Adamsberg asintió con la cabeza sin entender. Lo que estaba claro, en cambio, es que no captaría el funcionamiento de aquella casa ni el de sus ocupantes con sólo unas preguntas. Aquello exigiría, con seguridad, un periodo de prácticas completas y no era asunto suyo.
– Mathias podría mentir, evidentemente -dijo Marc Vandoosler-. Pero, si quiere, pregúntenos separadamente sobre el color de las sábanas. No ha podido cambiar las fechas. Me llevé la ropa esa misma mañana de casa de la señora Toussaint, en el 22 de la Avenue de Choisy, puede ir y confirmarlo. La lavé y la puse a secar durante el día y la planchamos por la noche. Se la llevé al día siguiente. Dos sábanas azul claro con conchitas y otras dos marrón rosado con reverso gris.
Adamsberg asintió con la cabeza. Una coartada doméstica impecable. Aquel tipo era un experto en ropa de cama.

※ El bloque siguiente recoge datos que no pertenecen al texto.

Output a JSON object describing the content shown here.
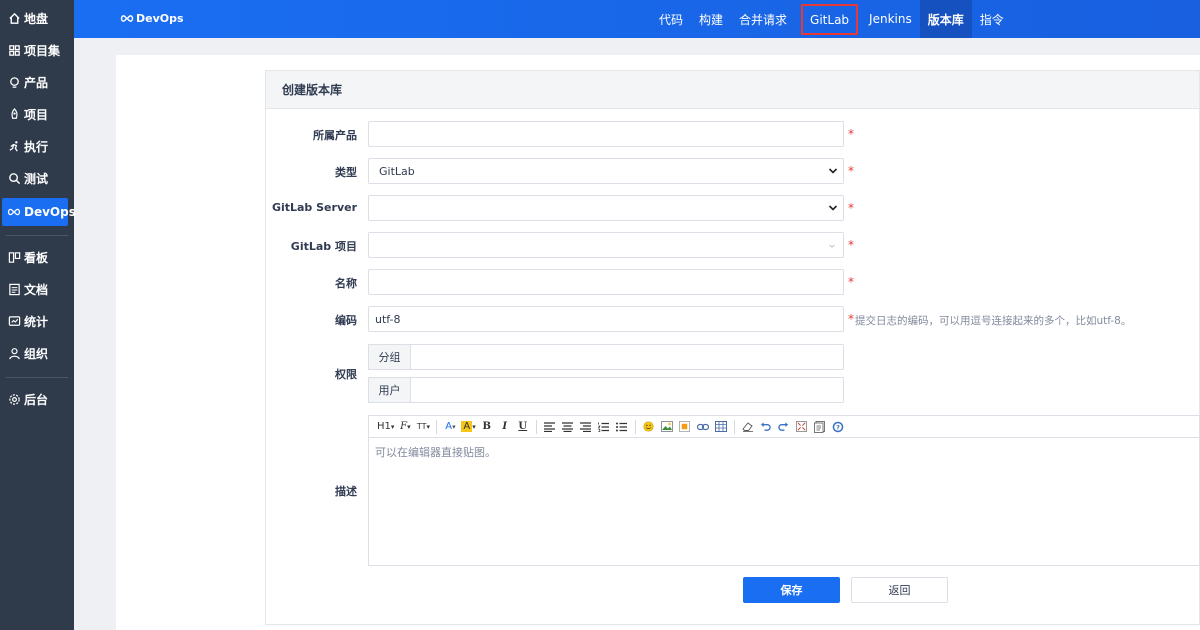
{
  "sidebar": {
    "items": [
      {
        "label": "地盘",
        "icon": "home-icon"
      },
      {
        "label": "项目集",
        "icon": "grid-icon"
      },
      {
        "label": "产品",
        "icon": "lightbulb-icon"
      },
      {
        "label": "项目",
        "icon": "rocket-icon"
      },
      {
        "label": "执行",
        "icon": "run-icon"
      },
      {
        "label": "测试",
        "icon": "search-icon"
      },
      {
        "label": "DevOps",
        "icon": "infinity-icon",
        "active": true
      },
      {
        "label": "看板",
        "icon": "kanban-icon"
      },
      {
        "label": "文档",
        "icon": "doc-icon"
      },
      {
        "label": "统计",
        "icon": "chart-icon"
      },
      {
        "label": "组织",
        "icon": "user-icon"
      },
      {
        "label": "后台",
        "icon": "gear-icon"
      }
    ]
  },
  "topbar": {
    "brand": "DevOps",
    "nav": [
      {
        "label": "代码"
      },
      {
        "label": "构建"
      },
      {
        "label": "合并请求"
      },
      {
        "label": "GitLab",
        "highlight": true
      },
      {
        "label": "Jenkins"
      },
      {
        "label": "版本库",
        "active": true
      },
      {
        "label": "指令"
      }
    ]
  },
  "form": {
    "title": "创建版本库",
    "product_label": "所属产品",
    "product_value": "",
    "type_label": "类型",
    "type_value": "GitLab",
    "server_label": "GitLab Server",
    "server_value": "",
    "project_label": "GitLab 项目",
    "project_value": "",
    "name_label": "名称",
    "name_value": "",
    "encoding_label": "编码",
    "encoding_value": "utf-8",
    "encoding_hint": "提交日志的编码，可以用逗号连接起来的多个，比如utf-8。",
    "acl_label": "权限",
    "acl_group_label": "分组",
    "acl_user_label": "用户",
    "desc_label": "描述",
    "desc_placeholder": "可以在编辑器直接贴图。",
    "required_mark": "*",
    "save_label": "保存",
    "back_label": "返回"
  },
  "editor_toolbar": {
    "heading": "H1",
    "font_family": "F",
    "font_size": "TT",
    "font_color": "A",
    "bg_color": "A",
    "bold": "B",
    "italic": "I",
    "underline": "U"
  },
  "colors": {
    "sidebar_bg": "#2f3a4b",
    "accent": "#1a6ef2",
    "required": "#e53935",
    "highlight_border": "#e53935"
  }
}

– Bien -dijo-. Le resumo las cosas.
Como Adamsberg hablaba lentamente, le llevó casi veinticinco minutos exponer el asunto de los cuatros, del pregonero y del asesinato de la víspera. Los dos Vandoosler escuchaban, atentos. Marc asentía a menudo con la cabeza, como si confirmase el relato a medida que se desarrollaba.

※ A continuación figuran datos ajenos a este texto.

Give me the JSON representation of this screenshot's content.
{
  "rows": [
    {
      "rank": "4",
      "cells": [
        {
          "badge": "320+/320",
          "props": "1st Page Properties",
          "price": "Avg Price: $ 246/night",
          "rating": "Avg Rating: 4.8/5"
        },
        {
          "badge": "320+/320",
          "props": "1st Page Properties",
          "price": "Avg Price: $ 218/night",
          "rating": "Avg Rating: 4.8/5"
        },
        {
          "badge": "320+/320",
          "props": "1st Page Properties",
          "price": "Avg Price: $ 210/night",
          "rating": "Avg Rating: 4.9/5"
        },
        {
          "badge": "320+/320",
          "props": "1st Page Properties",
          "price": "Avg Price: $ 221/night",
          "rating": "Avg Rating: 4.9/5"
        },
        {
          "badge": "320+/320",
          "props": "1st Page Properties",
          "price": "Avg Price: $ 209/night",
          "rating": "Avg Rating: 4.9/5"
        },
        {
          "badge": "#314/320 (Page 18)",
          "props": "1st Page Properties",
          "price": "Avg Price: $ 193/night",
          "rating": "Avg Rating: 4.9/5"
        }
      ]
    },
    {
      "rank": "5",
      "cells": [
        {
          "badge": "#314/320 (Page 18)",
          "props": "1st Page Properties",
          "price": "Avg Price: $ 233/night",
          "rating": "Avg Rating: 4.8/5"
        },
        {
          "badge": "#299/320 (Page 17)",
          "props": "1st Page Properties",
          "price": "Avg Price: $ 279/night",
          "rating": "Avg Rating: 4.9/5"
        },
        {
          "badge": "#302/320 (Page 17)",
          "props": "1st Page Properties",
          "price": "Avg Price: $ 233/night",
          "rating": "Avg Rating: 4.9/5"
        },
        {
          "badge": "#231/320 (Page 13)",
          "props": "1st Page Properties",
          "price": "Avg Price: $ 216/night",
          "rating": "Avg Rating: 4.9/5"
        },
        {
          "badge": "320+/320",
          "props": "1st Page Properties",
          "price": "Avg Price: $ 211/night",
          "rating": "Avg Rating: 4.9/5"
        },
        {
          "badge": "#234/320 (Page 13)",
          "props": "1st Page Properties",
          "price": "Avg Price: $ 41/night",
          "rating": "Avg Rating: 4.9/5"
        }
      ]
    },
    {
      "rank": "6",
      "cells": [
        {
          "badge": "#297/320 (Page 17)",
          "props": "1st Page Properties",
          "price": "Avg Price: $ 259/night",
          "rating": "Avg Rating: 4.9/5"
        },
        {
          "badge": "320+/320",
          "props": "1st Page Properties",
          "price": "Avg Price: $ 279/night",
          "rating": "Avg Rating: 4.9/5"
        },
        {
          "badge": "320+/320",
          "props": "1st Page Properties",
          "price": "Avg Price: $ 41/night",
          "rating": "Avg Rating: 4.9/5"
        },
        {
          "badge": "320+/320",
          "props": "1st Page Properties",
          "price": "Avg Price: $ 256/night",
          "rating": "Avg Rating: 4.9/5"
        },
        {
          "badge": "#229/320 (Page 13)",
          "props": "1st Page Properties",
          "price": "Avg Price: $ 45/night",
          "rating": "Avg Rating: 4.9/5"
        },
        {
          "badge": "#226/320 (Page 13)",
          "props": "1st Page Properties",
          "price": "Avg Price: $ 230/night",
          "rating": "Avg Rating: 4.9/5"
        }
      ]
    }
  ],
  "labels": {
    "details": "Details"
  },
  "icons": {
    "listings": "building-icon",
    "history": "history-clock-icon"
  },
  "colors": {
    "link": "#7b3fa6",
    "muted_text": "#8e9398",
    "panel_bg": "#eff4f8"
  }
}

– Un sembrador de peste -concluyó-, eso es lo que tiene entre manos. Además de un protector. Un tipo que se cree el amo, pues. Ya se han visto, pero sobre todo los inventaron a millares.
– ¿Qué quiere decir? -preguntó Adamsberg abriendo su cuaderno.
– A cada brote de peste -explicó Marc- el terror era tal que la gente buscaba responsables terrestres a los que sancionar, aparte de Dios, de los cometas y de la infección del aire, que no podían ser castigados. Buscaban a los sembradores de peste. Esos tipos eran acusados de propagar la peste con ayuda de ungüentos, de grasas y de preparaciones diversas que embadurnaban sobre los timbres, las cerraduras, las barandillas, las fachadas. Un pobre tipo, que pusiese imprudentemente la mano sobre una construcción, podía provocar mil muertos. Ahorcaron a montones de personas. Los llamaban los sembradores, los engrasadores, sin preguntarse nunca, ni una sola vez en toda la historia del hombre, qué interés podía tener un tipo en ejecutar esa clase de trabajo. Aquí estamos ante un sembrador, no cabe duda. Pero no propaga a discreción, ¿eh? Ataca a uno y protege a los otros. Es Dios y manipula la plaga de Dios. Como Dios que es, escoge a aquellos que han de ser llamados a su presencia.